As a Pentecostal my worldview was pretty simple. There were three things that influenced everything: God's work, the devils works, and mans disobedience to God. I enthusiastically read books written by popular evangelists both old and new claiming to have raised the dead, healed the blind, etc. believing and praising God for doing these works without ever questioning the validity of these stories. Initially I was a miracle monger who looked for the hand of God in everything. In my life there was no such thing as coincidences. Everything happened for a reason and God was in control at all times.

Often I prayed for people and upon encountering them at a later time would be told how they were healed. Never once did it cross my mind that their ailments could have been psychosomatic. and even if I knew what that was I would've probably have ignored it and claimed it was a demonic deception to keep me from seeing the glory of God. I believed at the time that I had and used all of the so called gifts of the Spirit and no matter what anyone had to say about it my experiences told me differently.

For the miracle monger subjective experiences count as evidence and are even more powerful as such than any logical argument you can make against such experiences. If you try and point out that there are other religions out there whose adherents claim to have similar experiences they will reply by saying that those experiences are demonic and false. They are meant to deceive mankind from ever finding the "truth." It's ironic, but every single criticism that fundamentalist Christians or Christians in general have to say about other religions can easily be said about their faith and applied to their beliefs.

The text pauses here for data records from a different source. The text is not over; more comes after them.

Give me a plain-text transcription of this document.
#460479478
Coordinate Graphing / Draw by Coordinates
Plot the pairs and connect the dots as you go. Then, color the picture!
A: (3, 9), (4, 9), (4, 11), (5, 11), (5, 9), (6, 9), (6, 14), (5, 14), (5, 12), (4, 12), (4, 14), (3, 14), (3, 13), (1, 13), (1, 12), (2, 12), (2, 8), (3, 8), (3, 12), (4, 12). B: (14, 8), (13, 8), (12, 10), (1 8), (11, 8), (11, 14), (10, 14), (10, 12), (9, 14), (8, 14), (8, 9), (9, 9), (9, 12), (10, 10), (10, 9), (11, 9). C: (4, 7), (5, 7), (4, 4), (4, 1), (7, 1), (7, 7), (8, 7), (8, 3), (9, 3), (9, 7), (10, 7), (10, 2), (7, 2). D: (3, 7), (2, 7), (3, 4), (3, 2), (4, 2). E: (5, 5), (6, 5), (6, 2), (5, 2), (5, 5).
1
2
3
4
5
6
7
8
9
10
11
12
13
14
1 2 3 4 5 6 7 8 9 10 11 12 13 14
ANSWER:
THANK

Former Christian apologist and now atheist John W. Loftus has made a great case for this very irony in his OTF (outsider test for faith) which basically asks believers to analyze their beliefs with the same criteria that they use to criticize other belief systems. He outlines the OTF here on his blog, and if you want to know more about it you can also purchase his book  'The Outsider Test For Faith'.

Note: All biblical texts are taken from the New International Version of the scriptures. 


  1. I have not yet read the OTF, but I will do so in the future. I was a Baptist fundamentalist so I particularly "enjoyed" (metaphor for accelerating my deconversion which was painful at times) reading his book, "Why I Became An Atheist" (WIBAA) where he pointed out problems with inerrancy. For me, I could justify anything as long as it agreed with the Bible, and dismiss anything that disagreed. But I had a good bit of cognitive dissonance concerning Genesis, and that opened my mind a bit to the idea that God's Word "could be" (ha ha ha) errant and therefore not divine in origin. WIBAA was a blast of fresh air I didn't know was fresh and didn't know I needed. I'm sure the OTF is more philosophically based, which I am less knowledgeable about, so I have been putting it off. But all of John Loftus' books that I have read so far have been great. And again, good blog post!

    1. Thanks Byron, I deconverted in 94' way before John Loftus and atheist books were popular. My first hurdle was trying to find explanations to all of the subjective experiences I had as an evangelist and how to explain the apparent miracles I had witnessed. It took a book by John MacArthur called Charismatic Chaos to get me to a place where I could begin to question the charismatic aspects of my ministry. The very title blew me away when I saw it in the book store. The rest was history. It was a long and painful six year journey before I was free from the effects of my formerly deeply embedded indoctrination.